It distresses Dr. Laia to admit, but it’s true: U.S. utility companies are solidly behind the curve in using solar and other renewable power.
Our country consumes 25% of the energy on the planet, so “it’s just wrong” that we’re not embracing renewable energy as quickly as Europe, said Dr. Laia. “The reason this is happening is because, politically, Europe can do it.”
Countries such as Spain and Germany have tariffs that guarantee renewable energy producers a certain price over a set number of years for their product – and that price is much higher than they get here in the US. So, Dr. Laia and his team at MiaSole tapped into the one resource America has an abundance of to help solve that competitive disadvantage: ingenuity.
MiaSole is a venture-backed solar photovoltaic company in California that offers a combination of CIGS thin films and proprietary manufacturing processes to produce solar products in volumes and at cost points that may finally make the U.S. market sit up and take notice.
At the company’s Santa Clara factory, a roll of steel miles long and yet only about half the thickness of a strand of hair is fed into a 75-foot long machine and emerges 30 minutes later as a finished multilayer solar panel. This process is much faster and requires much lower capital equipment and labor costs than other methods.
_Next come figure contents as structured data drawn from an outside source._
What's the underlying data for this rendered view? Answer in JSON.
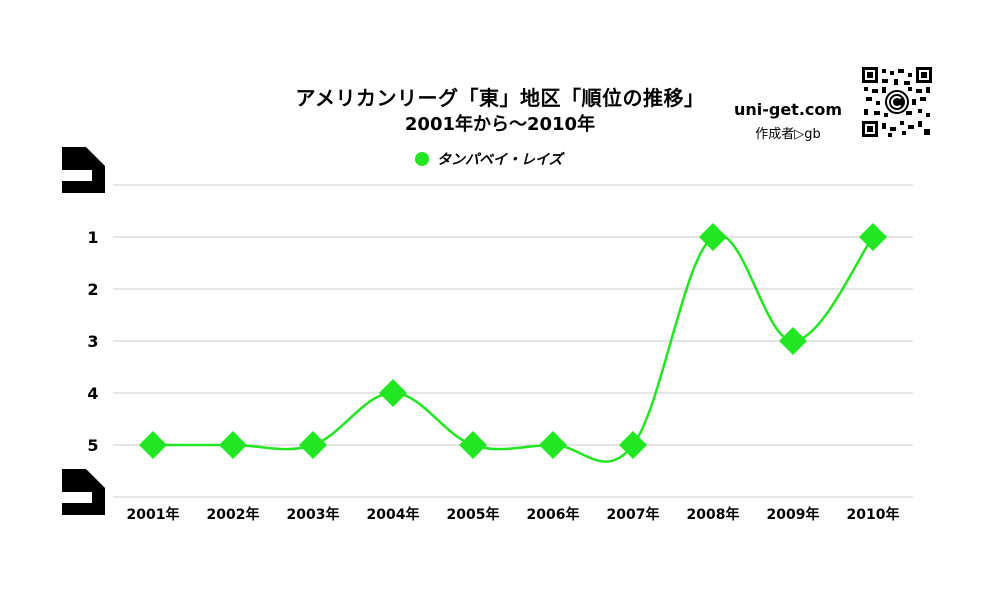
{
  "title": "アメリカンリーグ「東」地区「順位の推移」",
  "subtitle": "2001年から～2010年",
  "brand": {
    "site": "uni-get.com",
    "author": "作成者▷gb"
  },
  "colors": {
    "series": "#22e622",
    "grid": "#cccccc",
    "text": "#000000"
  },
  "icons": {
    "qr": "qr-code-icon",
    "logo": "copyright-logo-icon"
  },
  "chart_data": {
    "type": "line",
    "categories": [
      "2001年",
      "2002年",
      "2003年",
      "2004年",
      "2005年",
      "2006年",
      "2007年",
      "2008年",
      "2009年",
      "2010年"
    ],
    "series": [
      {
        "name": "タンパベイ・レイズ",
        "values": [
          5,
          5,
          5,
          4,
          5,
          5,
          5,
          1,
          3,
          1
        ],
        "color": "#22e622",
        "marker": "diamond"
      }
    ],
    "y_ticks": [
      "1",
      "2",
      "3",
      "4",
      "5"
    ],
    "ylim": [
      0,
      6
    ],
    "y_inverted": true,
    "grid": true,
    "legend_position": "top-center",
    "smooth": true
  }
}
The company was founded in 2002, but it was still in the research and development weeds when Dr. Laia arrived in 2007. By October, 2009 the company began shipping their products to half a dozen customers around the world. The factory is now ramping up capacity and Dr. Laia is searching for sites for a second factory. “This year we shipped panels to Chevron, our first commercial customer in California, and we will continue to ship products to customers here in the U.S.,” said Dr. Laia.
Dr. Laia joined MiaSole from KLA-Tencor Corporation, the world’s leading supplier of process control and yield management solutions for the semiconductor and related microelectronics industries. He was the company’s group vice president of Metrology responsible for all of KLA’s 8-wafer metrology businesses. He also spent eleven years in technical and program leadership roles at Los Alamos National Laboratories.
After working in the private and public sectors as well as academia, Dr. Laia has enthusiastically thrown his hat into the private sector. “A fancy degree shouldn’t be a burden; it should be an enabler to do whatever you want to do.”
Another interest of Dr. Laia’s is “being a good alumnus” of Stony Brook University. (He earned his BS in Chemistry in ’80, his MS in Materials Science in ’83, and his PhD in Materials Science in ’86.) To that end, MiaSole is donating 20kW of solar panels for Stony Brook’s Advanced Energy Research and Technology Center (AERTC) scheduled to open this summer.
The AERTC is a partnership of academic and research institutions, energy providers, and industrial corporations. Its mission is to become a global leader in energy research, education, and technology, with a focus on efficiency, conservation, renewable energy, and nanotechnology applications for new and novel sources of energy.
Dr. Laia also agreed to visit the campus last fall and speak at Stony Brook’s annual Energy Conference, addressing the topic of replacing fossil fuels with renewable energy sources such as solar.
“Of all the energy produced on the planet,” said Dr.Laia, “oil and coal represent about 35% and renewable energy represents just .5% – and only .02% is from solar. So you have this huge energy market and practically none of it is renewable. If you care about climate change and leaving behind a cleaner, more secure world for our kids, that kind of energy distribution is a real problem.”